Week 7: The Neural Network
Right after my last blog post, I discovered a really helpful tool related to what I was planning on doing. It was a Ruby script that claimed to be able to generate Piet files automatically, from any given BrainF program.
Also similar to what I wrote about in that blog post, I thought it would be a good idea to shift my focus again. Now that I had a good script to translate between the languages, I could also change my plans for creating the AI model. Previously, I wanted to finish a prototype of a rule-based Piet-to-BrainF translator, but at that point, it still wasn’t capable of handling loops in Piet (because loops are implemented in a way that makes it hard to quantify what exactly is going on). I thought with this new ruby script, I could first randomly generate up to hundreds or thousands of BrainF programs, and convert them to Piet. (While there is no guarantee these programs won’t be caught in infinite loops, it’s much easier to generate random files that a BrainF interpreter can recognize as programs, compared to the Piet interpreter.) This would create the dataset an AI model could train on. Because of how much data this is, it might be significantly easier to put together a usable model.
I wrote a program to generate random BrainF, and convert it to Piet through this Ruby script. To make training the AI model easier, there were several features I added to the program. One being “marked” and “unmarked” Piet files. “Marked” files are ones that have a small line of white pixels above every new equivalent BrainF operation, where “unmarked” are those without these lines. For every generated BrainF program, there is both a marked and unmarked Piet file generated, each put into separate folders. My thinking is that this may clue a model into seeing the patterns of how each BrainF character represents some specific set of pixels generated by the script. Another feature I added was splitting the random programs into different categories, based on complexity. One set has only four BrainF characters it can pull from (. , + -), the next adds two more (< >), and the one after that adds the most complex BrainF feature, loops ([ ]). My thinking with this is that the model may behave better if I focus the training on solely the first set, since it is the most simplistic.
To create this Neural Network, I chose Keras. After some research. It seemed like a high-level Python library that also allows me a lot of flexibility in designing the network. I set up a Google Collaboratory notebook, and started setting up the model.

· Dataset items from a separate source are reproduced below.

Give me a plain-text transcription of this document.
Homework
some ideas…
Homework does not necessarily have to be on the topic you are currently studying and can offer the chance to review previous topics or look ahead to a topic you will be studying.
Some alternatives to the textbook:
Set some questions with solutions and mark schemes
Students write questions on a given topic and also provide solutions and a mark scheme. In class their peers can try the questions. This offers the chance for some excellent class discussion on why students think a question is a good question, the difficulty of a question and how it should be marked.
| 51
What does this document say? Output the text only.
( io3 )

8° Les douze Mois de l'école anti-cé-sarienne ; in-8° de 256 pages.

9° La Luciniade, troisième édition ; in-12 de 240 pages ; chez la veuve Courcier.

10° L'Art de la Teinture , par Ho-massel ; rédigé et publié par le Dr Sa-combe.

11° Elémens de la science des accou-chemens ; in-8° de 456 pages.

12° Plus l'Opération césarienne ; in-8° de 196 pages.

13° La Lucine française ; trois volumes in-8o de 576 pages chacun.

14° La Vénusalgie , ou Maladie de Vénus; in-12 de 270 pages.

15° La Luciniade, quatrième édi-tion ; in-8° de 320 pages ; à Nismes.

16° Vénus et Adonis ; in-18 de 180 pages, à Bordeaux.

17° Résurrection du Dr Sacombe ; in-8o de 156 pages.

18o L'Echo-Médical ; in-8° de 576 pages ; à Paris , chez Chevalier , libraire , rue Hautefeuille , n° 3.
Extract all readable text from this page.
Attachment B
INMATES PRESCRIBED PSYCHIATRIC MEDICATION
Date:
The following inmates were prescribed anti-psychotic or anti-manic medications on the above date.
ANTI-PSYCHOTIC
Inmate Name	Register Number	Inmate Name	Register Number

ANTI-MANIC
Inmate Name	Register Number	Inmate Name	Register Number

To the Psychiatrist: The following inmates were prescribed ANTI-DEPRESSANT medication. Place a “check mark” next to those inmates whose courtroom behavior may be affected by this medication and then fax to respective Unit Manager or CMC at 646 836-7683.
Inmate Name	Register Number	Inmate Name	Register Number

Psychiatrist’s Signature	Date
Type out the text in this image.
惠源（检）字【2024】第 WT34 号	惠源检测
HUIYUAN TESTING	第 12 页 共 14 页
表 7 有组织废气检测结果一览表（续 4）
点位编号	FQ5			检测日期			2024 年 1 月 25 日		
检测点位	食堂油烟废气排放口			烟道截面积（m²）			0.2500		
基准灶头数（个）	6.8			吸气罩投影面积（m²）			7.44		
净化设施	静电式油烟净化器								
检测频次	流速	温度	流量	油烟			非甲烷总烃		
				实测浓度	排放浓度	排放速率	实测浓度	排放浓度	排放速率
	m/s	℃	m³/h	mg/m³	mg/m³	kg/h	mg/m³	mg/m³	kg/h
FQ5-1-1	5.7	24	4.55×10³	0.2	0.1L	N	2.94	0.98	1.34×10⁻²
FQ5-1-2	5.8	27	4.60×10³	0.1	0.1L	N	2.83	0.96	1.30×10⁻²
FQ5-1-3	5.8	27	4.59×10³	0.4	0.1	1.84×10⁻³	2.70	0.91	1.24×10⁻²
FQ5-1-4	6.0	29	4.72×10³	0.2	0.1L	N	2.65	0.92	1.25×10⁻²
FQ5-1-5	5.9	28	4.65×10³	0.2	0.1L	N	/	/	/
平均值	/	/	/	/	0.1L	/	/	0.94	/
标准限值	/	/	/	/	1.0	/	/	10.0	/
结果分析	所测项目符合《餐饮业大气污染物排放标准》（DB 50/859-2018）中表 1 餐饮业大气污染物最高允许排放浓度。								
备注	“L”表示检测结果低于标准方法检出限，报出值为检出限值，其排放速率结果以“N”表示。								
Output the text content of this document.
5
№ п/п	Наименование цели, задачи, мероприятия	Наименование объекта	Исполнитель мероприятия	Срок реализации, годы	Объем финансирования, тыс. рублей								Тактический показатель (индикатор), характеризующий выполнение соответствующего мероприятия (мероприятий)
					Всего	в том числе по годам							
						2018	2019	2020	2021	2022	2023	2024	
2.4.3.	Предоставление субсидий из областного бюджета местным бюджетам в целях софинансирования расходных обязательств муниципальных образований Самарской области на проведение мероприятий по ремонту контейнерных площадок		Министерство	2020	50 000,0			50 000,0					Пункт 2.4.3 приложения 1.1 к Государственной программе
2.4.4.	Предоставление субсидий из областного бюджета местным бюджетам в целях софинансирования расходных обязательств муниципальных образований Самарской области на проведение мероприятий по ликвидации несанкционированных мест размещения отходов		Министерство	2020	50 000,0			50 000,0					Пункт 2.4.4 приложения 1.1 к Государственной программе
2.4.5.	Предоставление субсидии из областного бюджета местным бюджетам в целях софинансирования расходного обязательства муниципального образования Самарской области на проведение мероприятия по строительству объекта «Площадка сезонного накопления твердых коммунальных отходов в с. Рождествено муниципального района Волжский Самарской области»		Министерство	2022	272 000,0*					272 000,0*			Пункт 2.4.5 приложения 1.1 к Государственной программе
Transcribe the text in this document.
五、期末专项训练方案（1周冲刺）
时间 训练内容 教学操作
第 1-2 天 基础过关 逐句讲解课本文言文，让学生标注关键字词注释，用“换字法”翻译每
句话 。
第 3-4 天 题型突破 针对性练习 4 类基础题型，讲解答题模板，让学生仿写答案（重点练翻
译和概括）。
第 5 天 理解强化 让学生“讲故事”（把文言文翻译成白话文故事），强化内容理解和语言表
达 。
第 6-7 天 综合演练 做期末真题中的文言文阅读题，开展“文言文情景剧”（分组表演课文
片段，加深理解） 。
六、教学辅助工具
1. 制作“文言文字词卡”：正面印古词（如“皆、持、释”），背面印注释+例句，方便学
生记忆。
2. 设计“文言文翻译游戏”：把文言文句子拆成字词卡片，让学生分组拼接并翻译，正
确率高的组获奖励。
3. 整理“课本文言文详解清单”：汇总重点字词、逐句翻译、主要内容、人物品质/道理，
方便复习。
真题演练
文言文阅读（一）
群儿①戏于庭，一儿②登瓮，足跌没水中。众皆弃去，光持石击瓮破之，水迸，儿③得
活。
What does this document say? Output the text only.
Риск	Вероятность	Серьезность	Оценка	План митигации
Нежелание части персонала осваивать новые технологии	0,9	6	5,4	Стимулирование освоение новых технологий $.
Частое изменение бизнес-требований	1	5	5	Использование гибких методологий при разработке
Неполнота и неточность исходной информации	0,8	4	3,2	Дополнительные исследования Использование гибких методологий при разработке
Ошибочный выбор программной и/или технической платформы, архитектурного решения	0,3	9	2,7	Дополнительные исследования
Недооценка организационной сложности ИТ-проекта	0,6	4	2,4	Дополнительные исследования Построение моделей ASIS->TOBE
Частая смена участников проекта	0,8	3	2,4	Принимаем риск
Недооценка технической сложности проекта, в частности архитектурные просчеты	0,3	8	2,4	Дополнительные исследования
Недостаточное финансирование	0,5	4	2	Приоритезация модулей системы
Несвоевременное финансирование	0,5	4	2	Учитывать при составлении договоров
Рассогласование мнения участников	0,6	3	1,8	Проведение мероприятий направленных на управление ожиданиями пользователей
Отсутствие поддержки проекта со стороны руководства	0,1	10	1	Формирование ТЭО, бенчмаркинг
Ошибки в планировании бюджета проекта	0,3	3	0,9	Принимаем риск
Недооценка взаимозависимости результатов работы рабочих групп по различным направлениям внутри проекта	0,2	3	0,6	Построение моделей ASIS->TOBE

I quickly ran into some issues, Keras strongly recommends that image files be a standard size for training, or else the computations are much more inefficient. (I did some reading on this, and it seems that because neural networks rely so heavily on matrix multiplication, and matrix multiplication is only possible in circumstances with specific dimensions (if one matrix is sized M x N, the other must be sized N x K to properly multiply), these neural networks are designed to work on inputs of the same size). But this ruby script generates images of differing sizes, so I have to create some way to make every single generated image the same as the largest image in the set. In another NN project, it might be possible to crop some of the training image instead of expanding it. But because Piet is encoded throughout the length of the PNG image, there is no way to crop without losing parts of the data. So I had to learn how to do this scaling process through reading more about the numpy library, which is responsible for the data architecture underpinning many Python libraries, including Keras.
This section extends the current array (representing the data of a PNG image), with black sections all around the difference between the current file, and the largest possible file in that set. Let’s look at an example, here is the first piece of BrainF text generated: “,,-.+.++.++,.,-+++”
This generates into this image, which is smaller than most of the others generated.
Here are the two pieces of BrainF code that represent the largest Piet images, one is the widest image, and one is the tallest. In that order, “><+->.,+.-><>+.>.” and “-<+[-+[–<—]]”
And here are their associated images:
The wider one has a size of 325×9 pixels, while the taller one is 110×12 pixels. So now I know that all these images will fit in a 325×12 frame, here is what that first Piet image looks like when padded to this size:
With this code, I now have evenly sized images, so the Neural Network will have an easier time training. But now I need to figure out what layers I will use within the model. Traditionally, image-based NNs commonly use convolutional and pooling layers. Pooling layers generally downsample an image and look for individual features. This is useful for regular classification models; for example, say we want a model that can tell whether an image depicts a dog or not. One useful “feature” in this classification could be if there’s something that looks like a tail in the image. A pooling layer would be useful here to focus in specifically on the pixels that would represent a tail, to aid in processing whether the image is of a dog. Many different pooling layers can be used to show many different useful features in an image. If an image shows something with a tail, fur, and no whiskers, it’s more likely to be a dog. Pooling layers are also especially useful for these applications because they find features regardless of position. So a tail could be in any part of the image, and it could still be recognized as a tail. While this is useful for general NN models, these layers aren’t very useful to me, because Piet code is dependent on its position in the image.
This upcoming week, I hope to work more on the model, and reach a point where I can collect together everything I’ve worked on during the project.